Slfn5 Das Double-Nickase-Plasmid (h) besteht aus einem aufeinander abgestimmten Plasmidpaar, das für die hochspezifische Bearbeitung des SLFN5-Lokus in human-Zelllinien entwickelt wurde. Jedes Plasmid exprimiert eine Cas9-D10A-Nickase und eine spezifische sgRNA, die auf entgegengesetzte DNA-Stränge innerhalb von SLFN5 abzielt. Wenn sie auf benachbarte Stellen auf entgegengesetzten DNA-Strängen gerichtet sind, erzeugen die beiden Nickasen versetzte Einzelstrang-Schnitte, die zusammen einen versetzten Doppelstrangbruch erzeugen, was eine koordinierte On-Target-Aktivität beider Guides erfordert.
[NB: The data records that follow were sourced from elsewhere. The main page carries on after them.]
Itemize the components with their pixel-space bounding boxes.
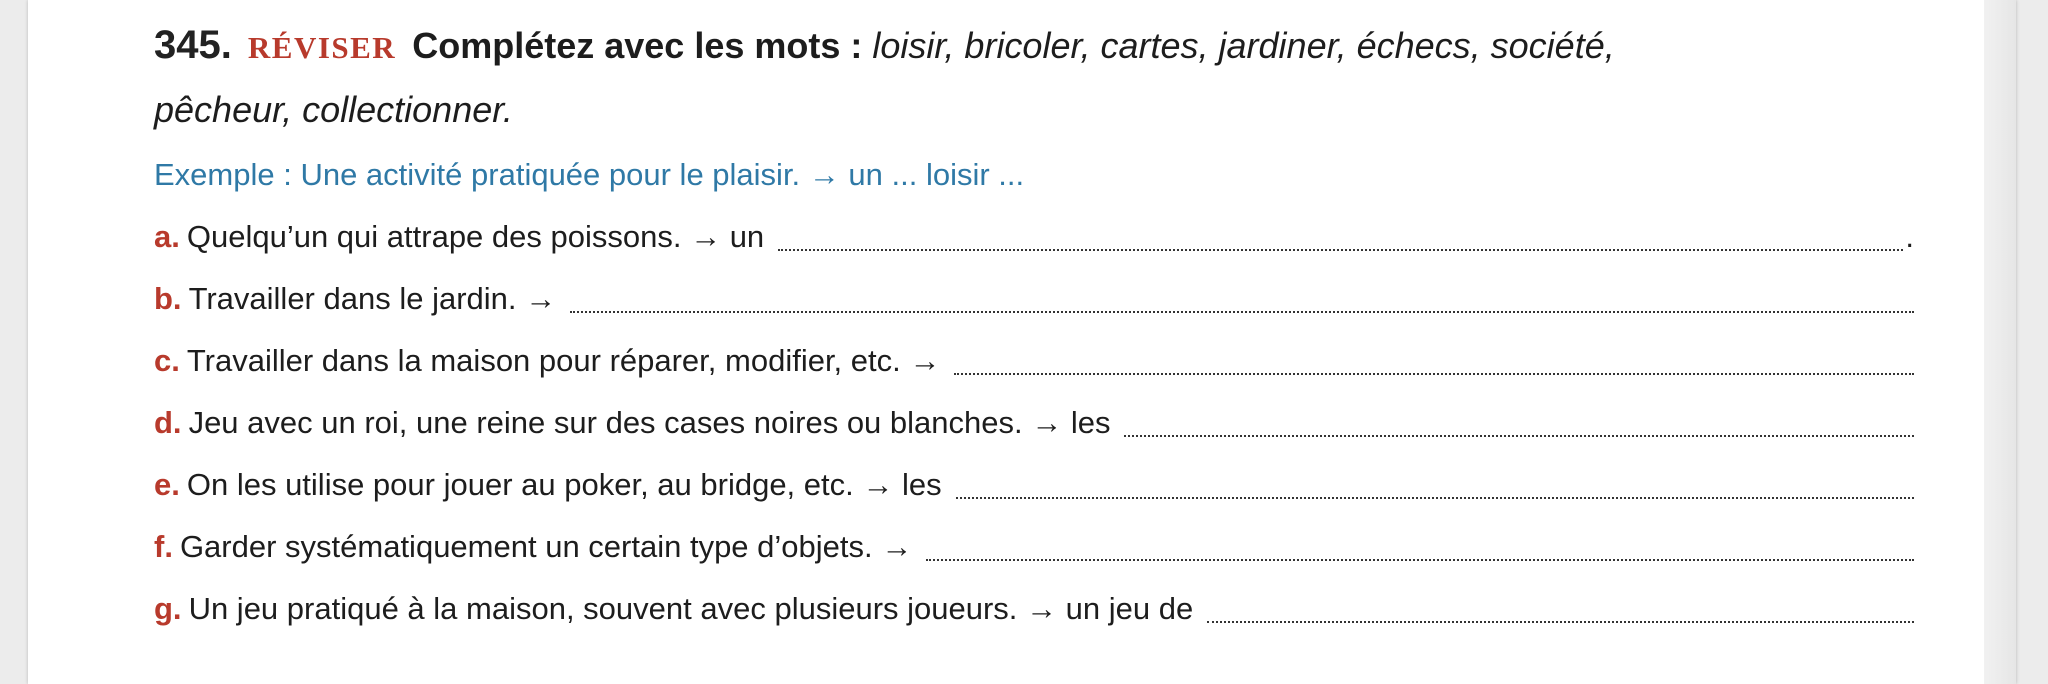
item-prompt: Un jeu pratiqué à la maison, souvent avec plusieurs joueurs. → un jeu de [188, 591, 1194, 626]
item-letter: e. [154, 467, 180, 502]
item-prompt: Travailler dans la maison pour réparer, modifier, etc. → [186, 343, 941, 378]
item-letter: b. [154, 281, 182, 316]
answer-blank[interactable] [926, 533, 1914, 561]
textbook-page [28, 0, 2016, 684]
item-trailing-punctuation: . [1905, 219, 1914, 254]
item-f [154, 513, 1914, 575]
page-gutter [1984, 0, 2016, 684]
exercise-tag: RÉVISER [247, 30, 397, 65]
word-list-line1: loisir, bricoler, cartes, jardiner, échecs, société, [872, 25, 1615, 66]
item-a [154, 203, 1914, 265]
item-prompt: Garder systématiquement un certain type d’objets. → [179, 529, 913, 564]
exercise-345 [154, 14, 1914, 637]
item-letter: g. [154, 591, 182, 626]
answer-blank[interactable] [778, 223, 1903, 251]
item-g [154, 575, 1914, 637]
item-e [154, 451, 1914, 513]
item-d [154, 389, 1914, 451]
item-prompt: Travailler dans le jardin. → [188, 281, 557, 316]
answer-blank[interactable] [954, 347, 1914, 375]
example-line: Exemple : Une activité pratiquée pour le plaisir. → un ... loisir ... [154, 157, 1025, 192]
answer-blank[interactable] [956, 471, 1914, 499]
word-list-line2: pêcheur, collectionner. [154, 89, 513, 130]
item-c [154, 327, 1914, 389]
item-letter: d. [154, 405, 182, 440]
exercise-instruction: Complétez avec les mots : [412, 25, 863, 66]
item-prompt: Quelqu’un qui attrape des poissons. → un [186, 219, 765, 254]
item-b [154, 265, 1914, 327]
item-prompt: On les utilise pour jouer au poker, au bridge, etc. → les [186, 467, 942, 502]
item-prompt: Jeu avec un roi, une reine sur des cases noires ou blanches. → les [188, 405, 1111, 440]
item-letter: a. [154, 219, 180, 254]
item-letter: c. [154, 343, 180, 378]
answer-blank[interactable] [1124, 409, 1914, 437]
item-letter: f. [154, 529, 173, 564]
exercise-heading [154, 14, 1914, 141]
answer-blank[interactable] [1207, 595, 1914, 623]
answer-blank[interactable] [570, 285, 1914, 313]
exercise-number: 345. [154, 23, 232, 67]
Der resultierende DNA-Bruch wird durch endogene zelluläre Reparaturwege behoben, meist durch nicht-homologe Endverknüpfung (NHEJ), was zu Insertionen oder Deletionen führt, die die SLFN5-Funktion stören. Durch die Notwendigkeit einer doppelten sgRNA-Bindung am Zielort erhöht der Doppel-Nick-Ansatz die Spezifität der Bearbeitung und bietet eine komplementäre CRISPR-Strategie für Anwendungen, bei denen eine zusätzliche Kontrolle über die Zielgenauigkeit gewünscht ist.
Um eine effiziente Identifizierung editierter Zellen zu unterstützen, kodiert ein Plasmid GFP zur fluoreszierenden Visualisierung transfizierter Populationen, während das Begleitplasmid ein Puromycin-Resistenzgen für die Antibiotika-Selektion trägt. Zusammen unterstützen diese Merkmale eine effiziente Anreicherung co-transfizierter Populationen und vereinfachen die Validierung von Klonen mit SLFN5-Störung.
Nur für Forschungszwecke. Nicht für diagnostische oder therapeutische Zwecke bestimmt.